The irony, the juxtaposition, can be seen right in the symbols we take home with us this day – in the palm crosses we hold. Palm crosses – what ironic symbols! The very palms we use to welcome Christ into our midst become for us also the instrument of death. It is with the cross that Jesus is killed. And yet these crosses have become for us a welcome symbol, a symbol of faith, a symbol of life. How did we get from Palm Sunday to the Passion and beyond to Easter so quickly? Don’t forget what happens with these palm crosses – the life-cycle that they have.. Today they make crosses for us. Signs of celebration, signs of crucifixion, signs of resurrection. But these same palms will also be burned into ashes, ashes that are used on Ash Wednesday, when we begin our Lenten journey again next year. The cycle is ongoing and repeating, because without this cycle of death and ashes in turn with our celebrations of resurrection, it is too easy to forget how in need of God’s grace we are. It is easy to pretend that we have nothing to do with Christ’s crucifixion, and everything to do with his resurrection. It is to easy to claim that it was the others who put him to death, that it is the others who fail to live and love as Christ calls us to It is too easy to skip from Jesus being welcomed into Jerusalem to Jesus’ resurrection without paying attention to the contradictions – our contradictions – that lie in between.

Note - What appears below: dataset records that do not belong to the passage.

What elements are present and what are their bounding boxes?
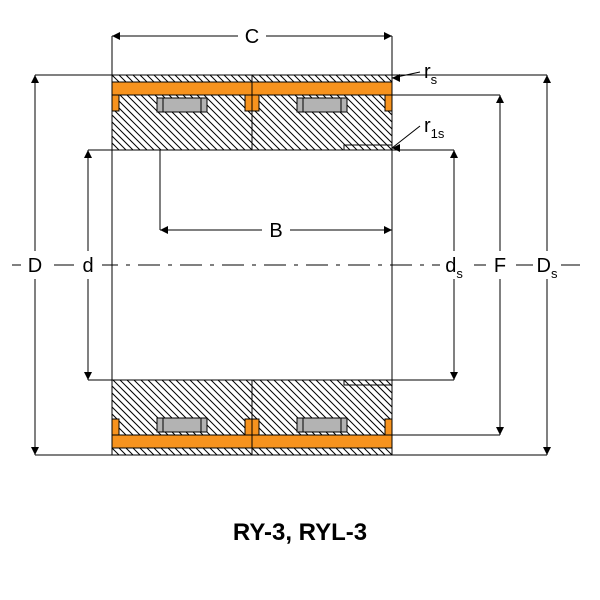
svg-text:F: F xyxy=(494,255,506,277)
svg-text:B: B xyxy=(269,220,282,242)
svg-text:D: D xyxy=(28,255,42,277)
svg-text:r1s: r1s xyxy=(424,115,445,141)
diagram-title: RY-3, RYL-3 xyxy=(233,519,367,546)
svg-text:d: d xyxy=(82,255,93,277)
bearing-diagram: CBDddsFDsrsr1sRY-3, RYL-3 xyxy=(0,0,600,600)
svg-text:rs: rs xyxy=(424,61,438,87)
svg-text:C: C xyxy=(245,26,259,48)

So these palm crosses convey the message of Palm/Passion Sunday perfectly. We take the very palms that we use to praise Jesus and turn them into the thing that we use to crucify him. How like our own lives these symbols are – we take our same selves, our same souls that we use to praise and worship God, the same lips that we use to make commitments to following God, the same hearts we offer as gifts to God, and we turn them into, use them instead to break our promises, to quit our commitment, to turn off the way of discipleship, to deny who God is to us and who we are to God, to betray God for something cheaper, that really has no value, because, like the Pharisees, and the high priests, and Herod, and Pilate, and even Jesus’ disciples, we are scared of the power that Jesus has, and how he might use that power to change our comfortable, contradictory lives into uncomfortable challenging journeys of faith.

If palm crosses are ironic symbols, then perhaps Christians are in themselves are even more ironic. We are full of such hopeful faith, and yet such faltering doubts. We are so anxious to show our commitment, and yet so quick to break our covenants. So in need of love and grace, so hesitant to forgive, to understand.

So we need the palms, and we need the passion, to remind ourselves of the story – the story of how much God loves us, how God loves us through our contradictions, and how God works in God’s own ironic way, bringing life, again and again, out of our denials, out of fears, out of our anger and our betrayals, and even life out of death. Amen.